当前位置:网站首页>Triton部署mmdeploy导出的TensorRT模型失败篇
Triton部署mmdeploy导出的TensorRT模型失败篇
2022-08-04 05:38:00 【gy-77】
记录一下历程,最终没有部署成功,应该是Ubantu系统版本的问题。现在没有时间搞了,先记录一下,后续用到再填坑。
Triton demo
git clone -b r22.06 https://github.com/triton-inference-server/server.git
cd server/docs/examples
./fetch_models.sh
# 构建并启动容器1的服务
docker run --gpus=1 --rm --net=host -v /home/xbsj/gaoying/triton/triton_demo/server/docs/examples/model_repository:/models nvcr.io/nvidia/tritonserver:22.06-py3 tritonserver --model-repository=/models
# 进入容器2,准备发送请求
docker run -it --rm --net=host nvcr.io/nvidia/tritonserver:22.06-py3-sdk
# 在容器2中发送请求
/workspace/install/bin/image_client -m densenet_onnx -c 3 -s INCEPTION /workspace/images/mug.jpg
Triton安装及启动服务(docker)
triton容器与cuda,tensorrt对应: Release Notes :: NVIDIA Deep Learning Triton Inference Server Documentation
更详细的在这: Frameworks Support Matrix :: NVIDIA Deep Learning Frameworks Documentation
1️⃣ Triton安装
拉取docker镜像,20.11是版本号, 可以去这里挑选:Triton Inference Server (Formerly TensorRT inference Server) | NVIDIA NGC
新建一个Dockerfile.triton文件,内容如下
FROM nvcr.io/nvidia/tritonserver:20.11-py3
RUN
保存并推出,运行下面命令安装triton 的 docker。先创建Dockerfile.triton文件再安装的好处是,可以把镜像命名为triton:2104,方便查看。并且如果想对triton docker镜像添加一些操作的话,可以在Dockerfile.triton文件中继续添加。
nvidia-docker build -f Dockerfile.triton -t triton:2011 .
2️⃣ 模型配置文件编写
新建一个本地目录,用于映射到docker容器
映射目录配置
.
└── model_rep # 宿主机要映射的根目录
├── demo1 # 模型1
│ ├── 1 # 模型版本号
│ │ └── model.pt # 模型
│ ├── 2 # 模型版本号
│ │ └── model.pt # 模型
│ └── config.pbtxt
└── demo2 # 模型2
├── 1
│ └── model.pt
└── config.pbtxt
模型配置文件编写
下面是一个用Netron软件打开的onnx格式的模型。我们可以看到输入,输出的名称,以及类型。我们根据这个修改配置文件中的input和output。下面是faster_rcnn_r50_trt的onnx模型文件,以及faster_rcnn_r50_trt的配置文件。
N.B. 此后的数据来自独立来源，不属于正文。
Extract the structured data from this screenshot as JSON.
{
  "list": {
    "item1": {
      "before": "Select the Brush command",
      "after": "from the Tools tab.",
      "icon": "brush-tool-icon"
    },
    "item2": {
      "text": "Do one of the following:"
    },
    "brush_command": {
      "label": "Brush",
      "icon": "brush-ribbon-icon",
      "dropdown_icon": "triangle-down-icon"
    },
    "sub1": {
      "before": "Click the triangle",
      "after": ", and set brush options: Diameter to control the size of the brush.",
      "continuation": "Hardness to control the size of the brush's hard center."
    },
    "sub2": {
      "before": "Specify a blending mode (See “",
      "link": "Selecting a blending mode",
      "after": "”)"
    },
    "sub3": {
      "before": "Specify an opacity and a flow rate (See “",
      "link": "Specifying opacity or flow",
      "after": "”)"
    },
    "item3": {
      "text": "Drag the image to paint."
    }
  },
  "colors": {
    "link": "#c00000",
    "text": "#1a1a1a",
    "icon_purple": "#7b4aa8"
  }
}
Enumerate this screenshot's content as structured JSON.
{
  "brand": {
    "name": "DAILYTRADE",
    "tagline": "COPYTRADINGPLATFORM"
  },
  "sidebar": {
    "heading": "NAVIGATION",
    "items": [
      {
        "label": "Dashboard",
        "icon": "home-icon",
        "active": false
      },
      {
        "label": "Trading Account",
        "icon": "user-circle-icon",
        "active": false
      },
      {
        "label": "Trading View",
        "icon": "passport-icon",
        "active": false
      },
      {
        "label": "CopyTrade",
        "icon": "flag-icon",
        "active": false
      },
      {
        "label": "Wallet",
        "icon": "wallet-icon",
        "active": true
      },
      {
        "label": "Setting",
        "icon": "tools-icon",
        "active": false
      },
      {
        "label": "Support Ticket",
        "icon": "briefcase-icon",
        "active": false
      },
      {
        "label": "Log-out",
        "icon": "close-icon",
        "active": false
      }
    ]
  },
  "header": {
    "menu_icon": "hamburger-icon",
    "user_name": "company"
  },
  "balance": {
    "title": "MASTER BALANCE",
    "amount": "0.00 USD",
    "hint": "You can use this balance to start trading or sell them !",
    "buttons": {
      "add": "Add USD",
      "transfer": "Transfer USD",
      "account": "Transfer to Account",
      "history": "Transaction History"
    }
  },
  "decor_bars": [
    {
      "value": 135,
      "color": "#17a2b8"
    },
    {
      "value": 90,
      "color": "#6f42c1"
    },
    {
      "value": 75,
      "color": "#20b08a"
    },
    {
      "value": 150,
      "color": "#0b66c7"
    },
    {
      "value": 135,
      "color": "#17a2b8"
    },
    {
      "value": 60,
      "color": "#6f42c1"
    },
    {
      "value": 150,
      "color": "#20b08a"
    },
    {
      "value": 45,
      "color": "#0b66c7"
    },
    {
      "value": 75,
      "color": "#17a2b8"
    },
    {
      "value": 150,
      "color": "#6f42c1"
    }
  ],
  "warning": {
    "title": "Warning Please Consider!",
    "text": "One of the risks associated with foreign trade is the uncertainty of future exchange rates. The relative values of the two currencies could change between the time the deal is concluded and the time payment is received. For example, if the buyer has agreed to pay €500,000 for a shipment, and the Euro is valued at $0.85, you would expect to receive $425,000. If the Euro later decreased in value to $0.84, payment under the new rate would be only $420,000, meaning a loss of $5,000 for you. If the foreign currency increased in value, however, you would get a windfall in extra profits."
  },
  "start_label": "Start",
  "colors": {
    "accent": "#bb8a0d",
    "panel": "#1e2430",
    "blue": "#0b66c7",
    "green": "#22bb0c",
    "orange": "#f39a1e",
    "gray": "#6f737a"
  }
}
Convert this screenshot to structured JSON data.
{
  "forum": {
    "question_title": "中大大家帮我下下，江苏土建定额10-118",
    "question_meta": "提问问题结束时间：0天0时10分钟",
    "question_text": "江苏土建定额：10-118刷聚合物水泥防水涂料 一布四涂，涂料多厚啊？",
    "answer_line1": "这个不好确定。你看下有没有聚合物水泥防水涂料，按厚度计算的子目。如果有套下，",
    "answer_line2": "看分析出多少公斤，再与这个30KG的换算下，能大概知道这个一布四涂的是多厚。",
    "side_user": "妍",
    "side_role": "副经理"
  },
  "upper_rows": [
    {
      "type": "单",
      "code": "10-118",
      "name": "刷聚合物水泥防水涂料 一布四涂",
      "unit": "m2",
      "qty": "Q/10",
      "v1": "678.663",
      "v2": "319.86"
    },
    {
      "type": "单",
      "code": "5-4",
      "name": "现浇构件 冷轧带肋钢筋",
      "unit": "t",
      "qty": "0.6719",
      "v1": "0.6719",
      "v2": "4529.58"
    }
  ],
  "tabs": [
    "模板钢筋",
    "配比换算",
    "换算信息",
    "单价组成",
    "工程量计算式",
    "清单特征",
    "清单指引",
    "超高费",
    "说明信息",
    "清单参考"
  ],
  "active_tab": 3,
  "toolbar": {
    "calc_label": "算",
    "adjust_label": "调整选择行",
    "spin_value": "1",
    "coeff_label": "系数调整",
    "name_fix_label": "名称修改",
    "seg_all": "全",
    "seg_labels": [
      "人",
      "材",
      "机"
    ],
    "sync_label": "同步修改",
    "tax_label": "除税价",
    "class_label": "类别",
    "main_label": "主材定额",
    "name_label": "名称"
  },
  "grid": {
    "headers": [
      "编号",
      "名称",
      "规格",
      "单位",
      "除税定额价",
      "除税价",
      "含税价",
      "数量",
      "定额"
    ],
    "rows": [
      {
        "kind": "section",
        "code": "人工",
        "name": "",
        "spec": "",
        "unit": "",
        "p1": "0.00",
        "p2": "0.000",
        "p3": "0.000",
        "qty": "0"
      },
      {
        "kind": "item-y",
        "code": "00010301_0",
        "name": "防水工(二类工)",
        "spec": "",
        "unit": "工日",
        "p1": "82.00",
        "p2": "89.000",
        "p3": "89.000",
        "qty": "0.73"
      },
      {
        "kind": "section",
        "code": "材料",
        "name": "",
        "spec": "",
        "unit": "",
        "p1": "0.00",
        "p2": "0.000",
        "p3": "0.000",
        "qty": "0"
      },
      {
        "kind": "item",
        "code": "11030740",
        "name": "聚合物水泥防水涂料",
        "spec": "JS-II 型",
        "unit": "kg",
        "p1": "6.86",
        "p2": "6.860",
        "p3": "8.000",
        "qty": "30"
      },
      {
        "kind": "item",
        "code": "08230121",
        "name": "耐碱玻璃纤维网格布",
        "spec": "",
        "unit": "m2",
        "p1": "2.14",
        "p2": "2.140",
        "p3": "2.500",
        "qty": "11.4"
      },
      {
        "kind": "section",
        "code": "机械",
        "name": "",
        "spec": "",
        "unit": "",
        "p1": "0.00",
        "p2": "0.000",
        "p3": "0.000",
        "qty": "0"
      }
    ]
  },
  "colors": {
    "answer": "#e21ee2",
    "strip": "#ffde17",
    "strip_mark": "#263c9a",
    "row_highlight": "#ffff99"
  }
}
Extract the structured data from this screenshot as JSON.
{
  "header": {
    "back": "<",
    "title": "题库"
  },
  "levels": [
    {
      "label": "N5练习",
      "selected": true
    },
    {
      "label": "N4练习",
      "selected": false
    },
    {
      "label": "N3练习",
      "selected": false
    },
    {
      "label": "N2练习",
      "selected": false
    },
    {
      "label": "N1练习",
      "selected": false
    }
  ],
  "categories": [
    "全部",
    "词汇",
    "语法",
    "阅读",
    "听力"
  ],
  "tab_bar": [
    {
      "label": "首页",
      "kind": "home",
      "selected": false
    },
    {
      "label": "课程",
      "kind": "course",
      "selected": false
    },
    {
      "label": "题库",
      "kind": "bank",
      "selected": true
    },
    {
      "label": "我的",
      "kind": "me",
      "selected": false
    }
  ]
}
下面是对应上边模型的config.pbtxt配置文件
name: "faster_rcnn_r50_trt" # 模型名,也是目录名
platform: "tensorrt_plan" # 模型对应的平台,参考文章下面给出的表格
max_batch_size : 8 # 一次送入模型的最大batch_size。
input [
{
name: "input"
data_type: TYPE_FP32
dims: [ 3,-1,-1 ] # 第一个维度默认是batch size,不用咱们配置。因此我们从第二个维度开始配置。
# 如果是可变维度,我们就用 -1
}
]
output [
{
name: "dets"
data_type: TYPE_FP32
dims: [-1,-1]
},
{
name: "labels"
data_type: TYPE_INT32
dims: [ -1 ]
}
]
default_model_filename: "end2end.engine"
框架与platform对应表格:
| 框架名 | platform |
|---|---|
| TensorRT | tensorrt_plan |
| TensorFlow SavedModel | tensorflow_savedmodel |
| TensorFlow GraphDef | tensorflow_graphdef |
| ONNX | onnxruntime_onnx |
| Torch | pytorch_libtorch |
输入输出data_type对应表格:
| Model Config | TensorRT | TensorFlow | ONNX Runtime | PyTorch | API | NumPy |
|---|---|---|---|---|---|---|
| TYPE_BOOL | kBOOL | DT_BOOL | BOOL | kBool | BOOL | bool |
| TYPE_UINT8 | DT_UINT8 | UINT8 | kByte | UINT8 | uint8 | |
| TYPE_UINT16 | DT_UINT16 | UINT16 | UINT16 | uint16 | ||
| TYPE_UINT32 | DT_UINT32 | UINT32 | UINT32 | uint32 | ||
| TYPE_UINT64 | DT_UINT64 | UINT64 | UINT64 | uint64 | ||
| TYPE_INT8 | kINT8 | DT_INT8 | INT8 | kChar | INT8 | int8 |
| TYPE_INT16 | DT_INT16 | INT16 | kShort | INT16 | int16 | |
| TYPE_INT32 | kINT32 | DT_INT32 | INT32 | kInt | INT32 | int32 |
| TYPE_INT64 | DT_INT64 | INT64 | kLong | INT64 | int64 | |
| TYPE_FP16 | kHALF | DT_HALF | FLOAT16 | FP16 | float16 | |
| TYPE_FP32 | kFLOAT | DT_FLOAT | FLOAT | kFloat | FP32 | float32 |
| TYPE_FP64 | DT_DOUBLE | DOUBLE | kDouble | FP64 | float64 | |
| TYPE_STRING | DT_STRING | STRING | BYTES | dtype(object) |
3️⃣ 启动服务
启动并执行服务:
–gpus all代表启用gpus
/home/xbsj/gaoying/triton/model_rep/:/models 本地目录映射到docker目录
8000为http端口,8001为grpc端口
nvcr.io/nvidia/tritonserver:21.11-py3,版本号记得改成自己的。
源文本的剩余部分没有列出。